Trump’s transition team signaled last week that it wants to dismantle key parts of the Dodd-Frank Act, the sweeping overhaul of U.S. financial regulation aimed at preventing future crises. Asked about the 2010 law before the election, Mnuchin said there are good and bad things about it, without elaborating.

Goldman Experience

Mnuchin started his career in the early 1980s as a trainee at Salomon Brothers. He went on to spend 17 years at Goldman Sachs, where a mentor showed him how the firm could profit from the savings-and-loan crisis of the 1980s, buying up assets cheap. Mnuchin oversaw mortgage-backed-bond trading at Goldman before becoming the investment bank’s chief information officer in 1999. He left in 2002 and two years later founded Dune Capital, named for a spot near his house in the Hamptons.

The 2008 financial crisis lured Mnuchin back into banking.

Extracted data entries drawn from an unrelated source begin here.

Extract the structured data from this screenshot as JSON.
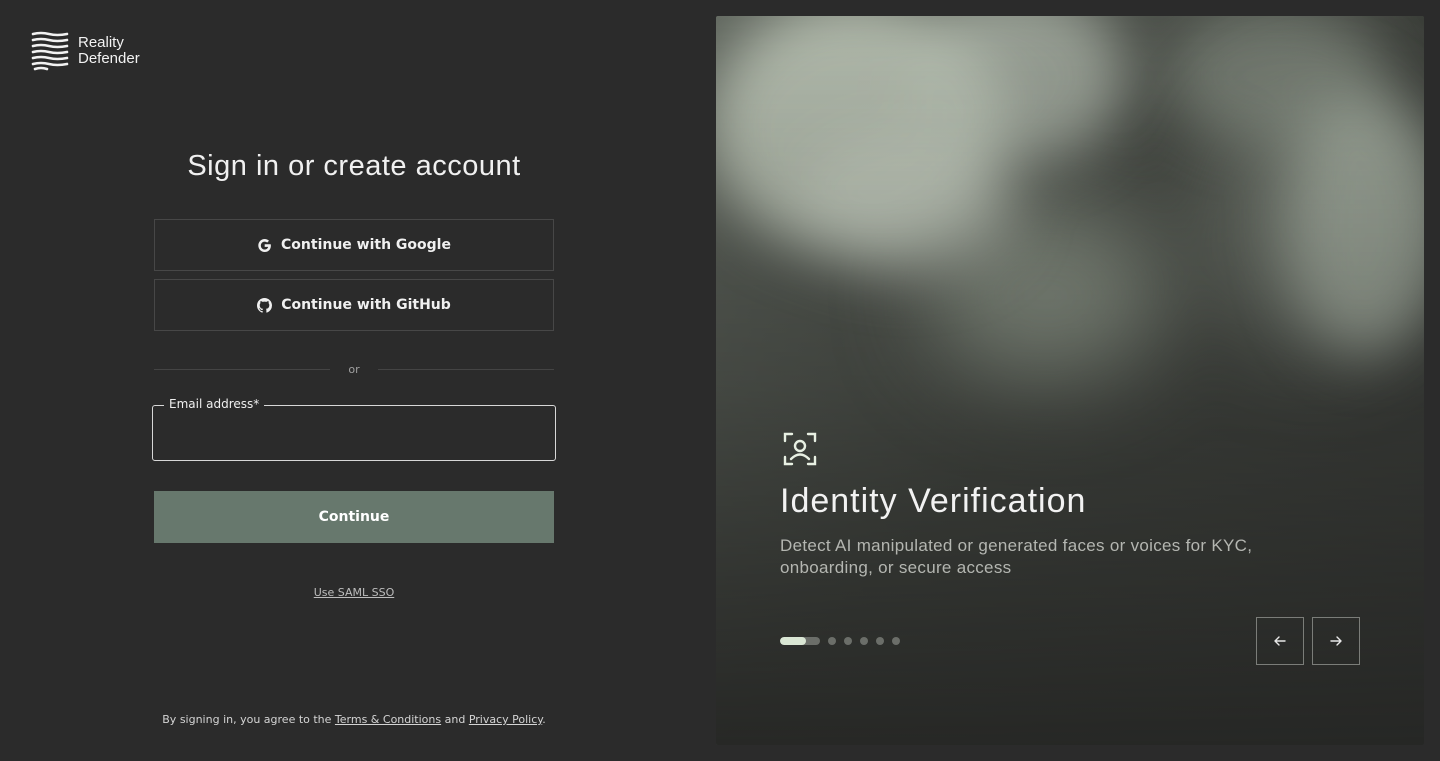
{
  "brand": {
    "name_line1": "Reality",
    "name_line2": "Defender"
  },
  "signin": {
    "heading": "Sign in or create account",
    "google_label": "Continue with Google",
    "github_label": "Continue with GitHub",
    "divider_text": "or",
    "email_label": "Email address*",
    "email_value": "",
    "continue_label": "Continue",
    "saml_label": "Use SAML SSO"
  },
  "legal": {
    "prefix": "By signing in, you agree to the ",
    "terms_label": "Terms & Conditions",
    "middle": " and ",
    "privacy_label": "Privacy Policy",
    "suffix": "."
  },
  "carousel": {
    "icon": "face-scan-icon",
    "title": "Identity Verification",
    "description": "Detect AI manipulated or generated faces or voices for KYC, onboarding, or secure access",
    "slide_count": 6,
    "active_index": 0,
    "active_progress": 0.65,
    "prev_icon": "arrow-left-icon",
    "next_icon": "arrow-right-icon"
  },
  "colors": {
    "page_bg": "#2b2b2b",
    "continue_bg": "#67786d",
    "active_dot": "#d9e6d4"
  }
}
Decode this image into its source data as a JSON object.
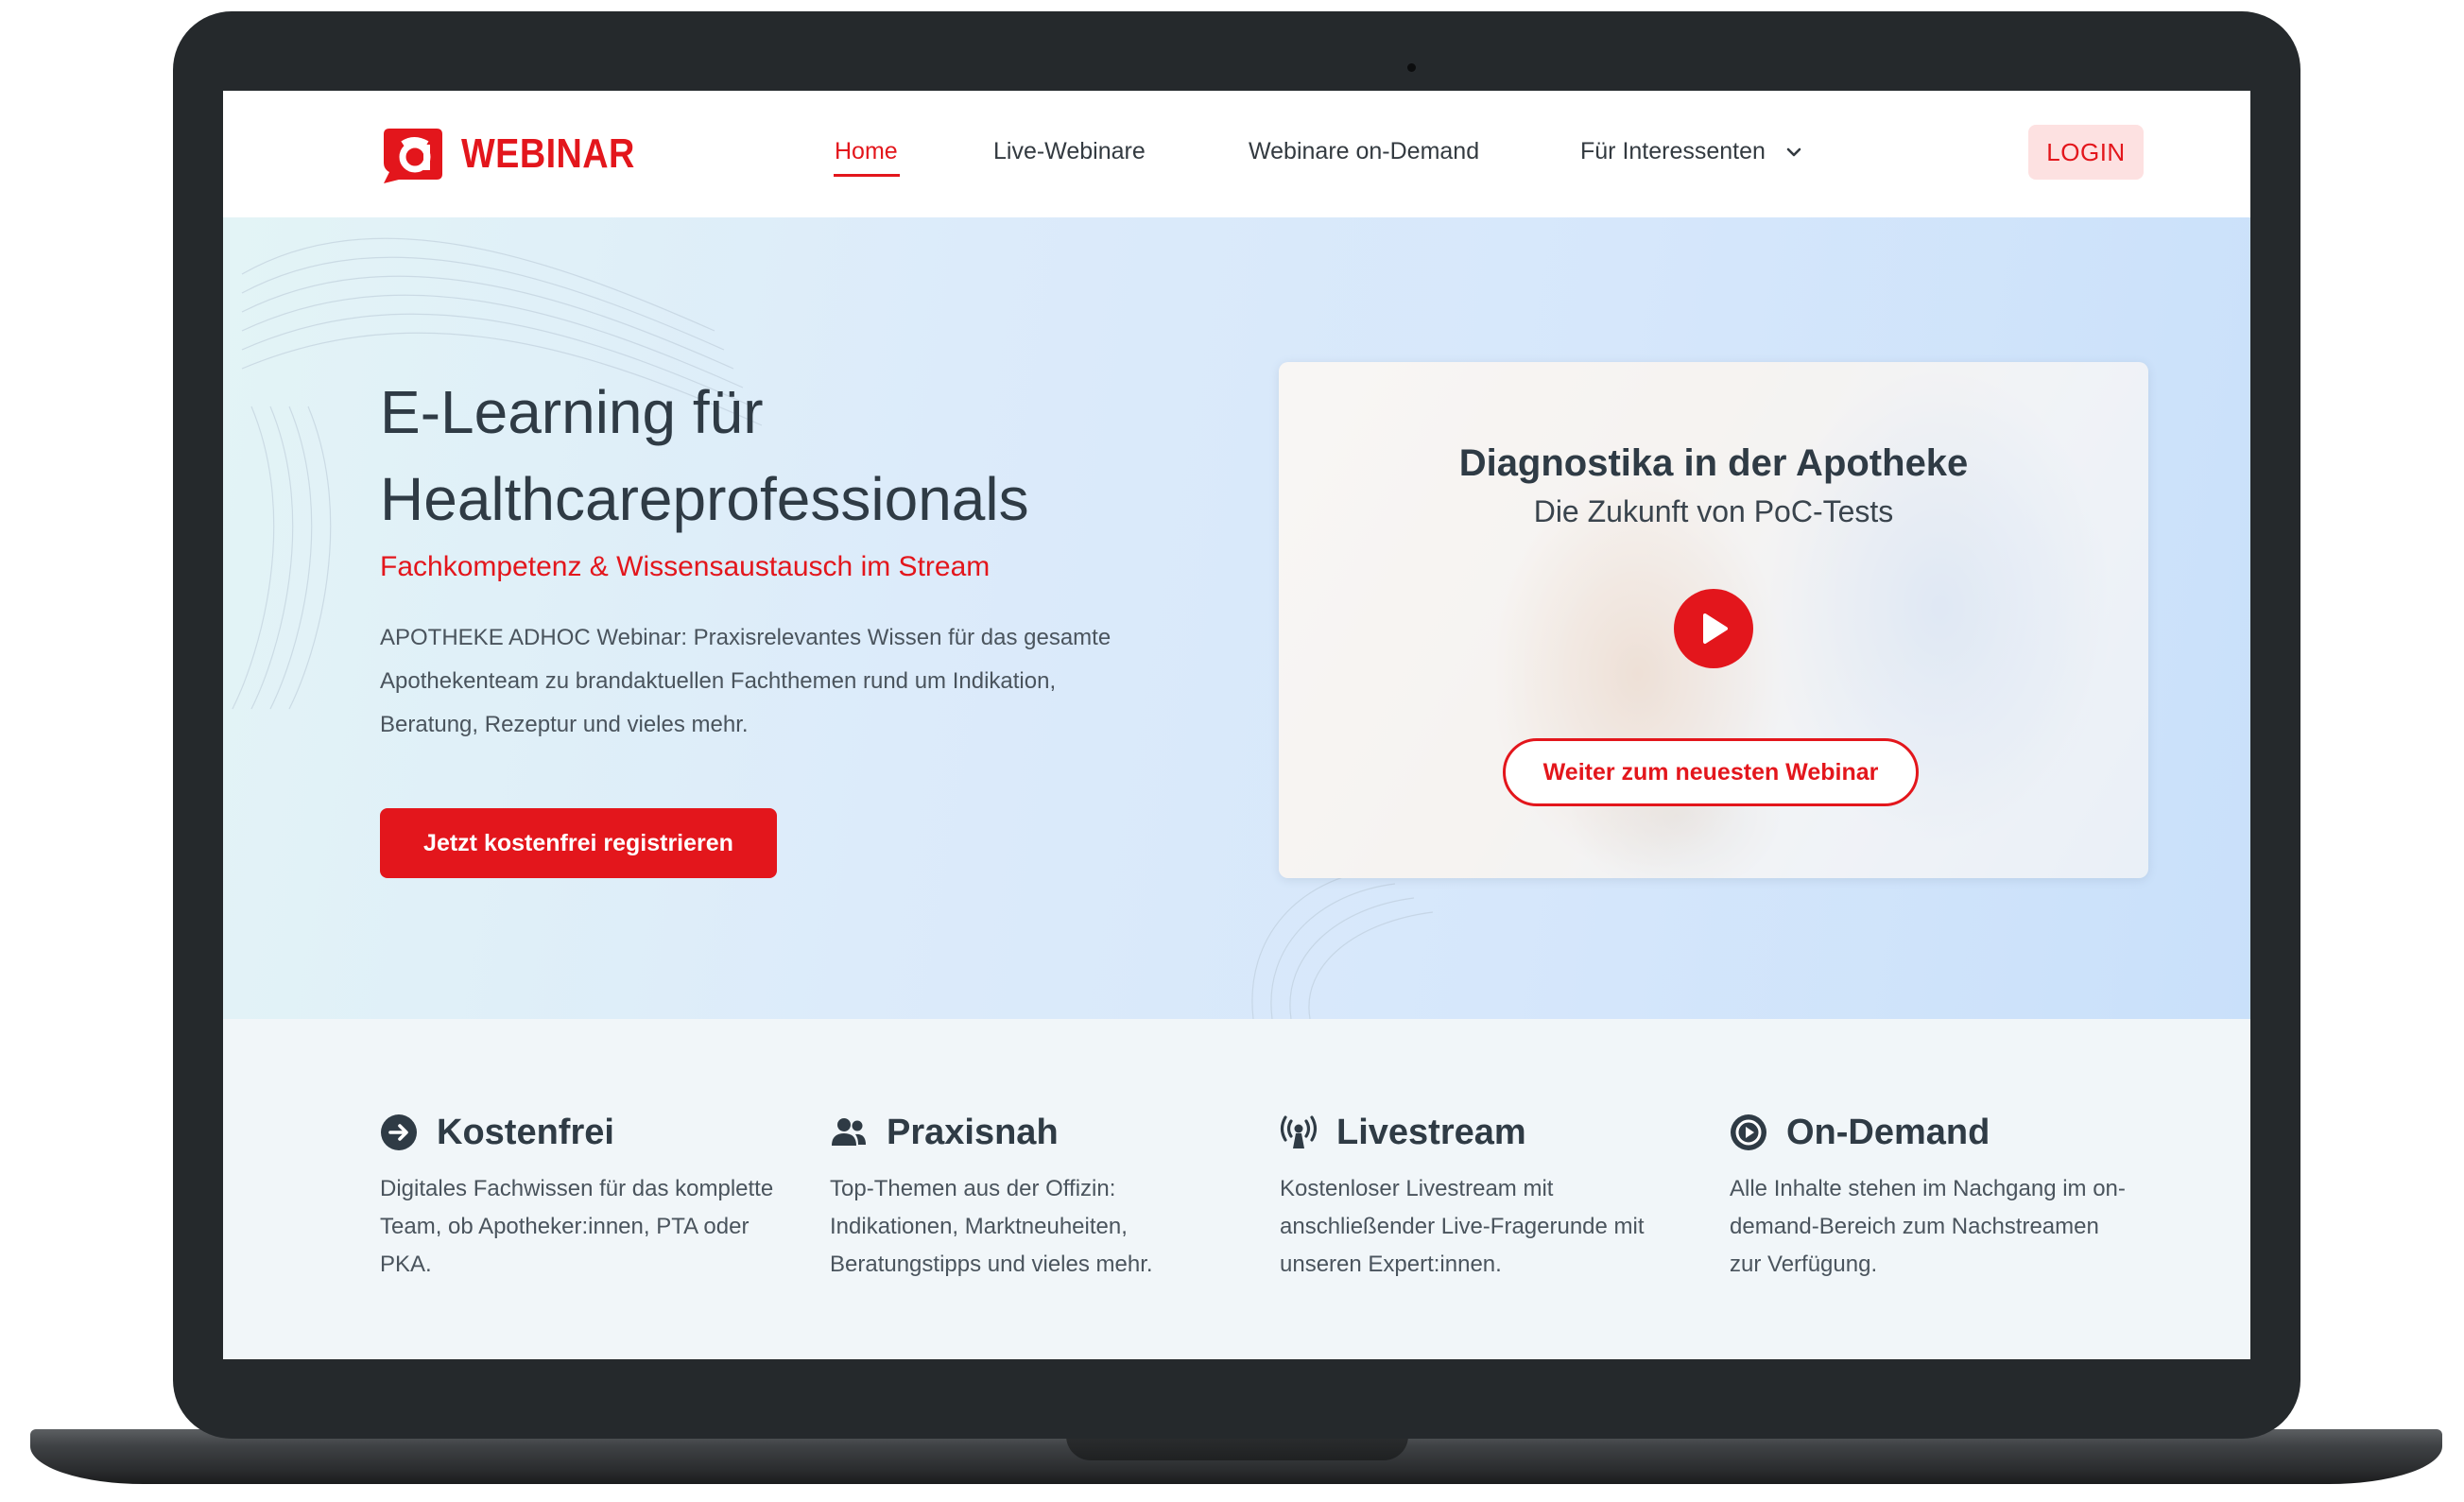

That summer, he was in his New York office when he saw a TV news shot of customers lined up outside a branch of IndyMac, a California lender, trying to pull out their money.

“This bank is going to end up failing, and we need to figure out how to buy it,” he told a colleague, recalling the lessons of the savings and loan crisis. “I’ve seen this game before.”

The bank collapsed that July, just months before Lehman Brothers Holdings Inc.’s failure set off a global emergency. At one of the murkiest moments of the crisis, Mnuchin gathered investors for a $1.6 billion bid to buy IndyMac. He got an agreement that guaranteed the Federal Deposit Insurance Corp. would absorb almost all the loan losses after a certain threshold. He renamed the bank OneWest. Within a year, it was profitable.

‘Foreclosure Machine’

In October 2011 about 100 protesters marched on his Los Angeles mansion, angry about foreclosures. “Steve Mnuchin,” one sign read, “Stop taking our homes.” He and his partners completed the bank’s sale in August 2015.

California Reinvestment Coalition deputy director Kevin Stein, whose group has accused OneWest of particularly aggressive foreclosure practices, criticized Mnuchin’s legacy on Monday.

“Mr. Mnuchin oversaw a foreclosure machine,” Stein said in an e-mail. Taking the brunt were “working-class families, communities of color and seniors.”